An undercover officer for most of her CIA career, Haspel in 2002 served as CIA station chief in Thailand, where the agency conducted interrogations at a secret prison using methods including waterboarding. Three years later, she drafted a cable ordering the destruction of videotapes of those interrogations.

Republican Senator John McCain, who has been away from Washington all year as he battles brain cancer, urged the Senate not to vote for Haspel.

Tortured himself while a prisoner of war in Vietnam, McCain said approving Haspel would send the wrong message, and the country should only use methods to keep itself safe "as right and just as the values we aspire to live up to and promote in the world."

Haspel also had strong support from Republican President Donald Trump's administration, many current and former intelligence officials and a wide range of lawmakers, including Democrats.

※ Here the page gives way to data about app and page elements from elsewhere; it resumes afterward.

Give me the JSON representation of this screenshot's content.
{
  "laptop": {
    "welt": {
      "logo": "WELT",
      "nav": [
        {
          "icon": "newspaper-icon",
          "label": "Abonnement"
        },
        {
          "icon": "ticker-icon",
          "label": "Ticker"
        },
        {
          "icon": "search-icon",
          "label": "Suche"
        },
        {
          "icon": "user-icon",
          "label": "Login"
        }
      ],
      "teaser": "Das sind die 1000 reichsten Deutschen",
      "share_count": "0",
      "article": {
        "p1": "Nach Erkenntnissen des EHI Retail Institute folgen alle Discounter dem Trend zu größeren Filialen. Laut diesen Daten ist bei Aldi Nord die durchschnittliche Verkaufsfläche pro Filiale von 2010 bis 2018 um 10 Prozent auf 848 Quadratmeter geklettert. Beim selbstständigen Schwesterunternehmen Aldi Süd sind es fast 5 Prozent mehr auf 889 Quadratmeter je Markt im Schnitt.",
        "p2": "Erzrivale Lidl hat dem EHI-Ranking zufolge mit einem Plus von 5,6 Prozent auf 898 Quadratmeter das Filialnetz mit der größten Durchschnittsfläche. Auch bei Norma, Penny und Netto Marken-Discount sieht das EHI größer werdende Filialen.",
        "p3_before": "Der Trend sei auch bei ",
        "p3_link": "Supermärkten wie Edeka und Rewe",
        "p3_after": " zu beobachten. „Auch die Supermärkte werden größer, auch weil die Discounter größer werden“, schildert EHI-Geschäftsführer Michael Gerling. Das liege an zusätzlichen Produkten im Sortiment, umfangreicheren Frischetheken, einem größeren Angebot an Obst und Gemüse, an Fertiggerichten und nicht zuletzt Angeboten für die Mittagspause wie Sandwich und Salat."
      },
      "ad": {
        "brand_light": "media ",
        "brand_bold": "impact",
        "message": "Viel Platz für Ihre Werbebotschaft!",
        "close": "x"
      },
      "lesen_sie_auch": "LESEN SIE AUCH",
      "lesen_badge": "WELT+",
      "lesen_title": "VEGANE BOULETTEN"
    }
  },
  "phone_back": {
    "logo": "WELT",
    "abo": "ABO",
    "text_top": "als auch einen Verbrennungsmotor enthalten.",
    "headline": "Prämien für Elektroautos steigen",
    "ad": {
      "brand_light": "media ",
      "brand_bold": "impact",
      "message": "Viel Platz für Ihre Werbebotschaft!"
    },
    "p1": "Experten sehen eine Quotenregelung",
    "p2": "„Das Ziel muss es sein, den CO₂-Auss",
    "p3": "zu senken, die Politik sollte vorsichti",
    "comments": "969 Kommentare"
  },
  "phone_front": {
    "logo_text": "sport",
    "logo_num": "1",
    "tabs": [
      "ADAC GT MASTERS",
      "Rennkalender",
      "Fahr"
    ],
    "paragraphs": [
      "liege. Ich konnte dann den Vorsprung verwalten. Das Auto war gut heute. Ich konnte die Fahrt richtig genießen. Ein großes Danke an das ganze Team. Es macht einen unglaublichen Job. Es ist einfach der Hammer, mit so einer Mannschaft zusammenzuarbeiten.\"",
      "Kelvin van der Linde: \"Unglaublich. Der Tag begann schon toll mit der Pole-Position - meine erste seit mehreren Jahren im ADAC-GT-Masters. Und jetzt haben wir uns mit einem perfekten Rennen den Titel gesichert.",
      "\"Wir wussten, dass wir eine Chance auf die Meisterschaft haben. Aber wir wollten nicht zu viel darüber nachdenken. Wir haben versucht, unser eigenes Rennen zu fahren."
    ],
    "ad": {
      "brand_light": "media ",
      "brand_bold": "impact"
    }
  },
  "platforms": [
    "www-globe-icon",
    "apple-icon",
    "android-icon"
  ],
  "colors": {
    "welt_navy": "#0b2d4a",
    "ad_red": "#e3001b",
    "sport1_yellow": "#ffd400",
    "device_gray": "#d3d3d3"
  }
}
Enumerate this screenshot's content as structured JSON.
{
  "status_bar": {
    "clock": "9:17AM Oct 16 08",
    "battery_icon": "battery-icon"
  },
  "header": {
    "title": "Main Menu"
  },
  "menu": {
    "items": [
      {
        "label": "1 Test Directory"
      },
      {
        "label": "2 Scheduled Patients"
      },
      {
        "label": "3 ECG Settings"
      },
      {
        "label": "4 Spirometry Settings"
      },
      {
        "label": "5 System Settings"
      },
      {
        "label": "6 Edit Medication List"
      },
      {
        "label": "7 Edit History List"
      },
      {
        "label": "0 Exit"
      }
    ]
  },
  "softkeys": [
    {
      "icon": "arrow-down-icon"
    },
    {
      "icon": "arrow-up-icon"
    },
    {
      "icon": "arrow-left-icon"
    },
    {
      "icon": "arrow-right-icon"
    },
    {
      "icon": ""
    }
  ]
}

More than a decade after waterboarding was last used, the CIA is still haunted by the legacy of a tactic that the U.S. government regarded as torture before President George W. Bush's administration authorized its use against terror suspects. There's no indication that Trump's pick signals a desire to restart the harsh interrogation and detention program.

Haspel has been chief of station at CIA outposts abroad. In Washington, she has held several top senior leadership positions, including deputy director of the National Clandestine Service and deputy director of the National Clandestine Service for Foreign Intelligence and Covert Action.

When she was picked as deputy CIA director, her career was lauded by veteran intelligence officials, including former Director of National Intelligence James Clapper, who recently retired. But it also upset the American Civil Liberties Union and other rights advocates who found it unsettling that Trump would choose someone who was involved in the harsh interrogation program.

"No one who had a hand in torturing individuals deserves to ever hold public office again, let alone lead an agency," Human Rights First's Raha Wala said when she was nominated for the post. "To allow someone who had a direct hand in this illegal, immoral and counterproductive program is to willingly forget our nation's dark history with torture."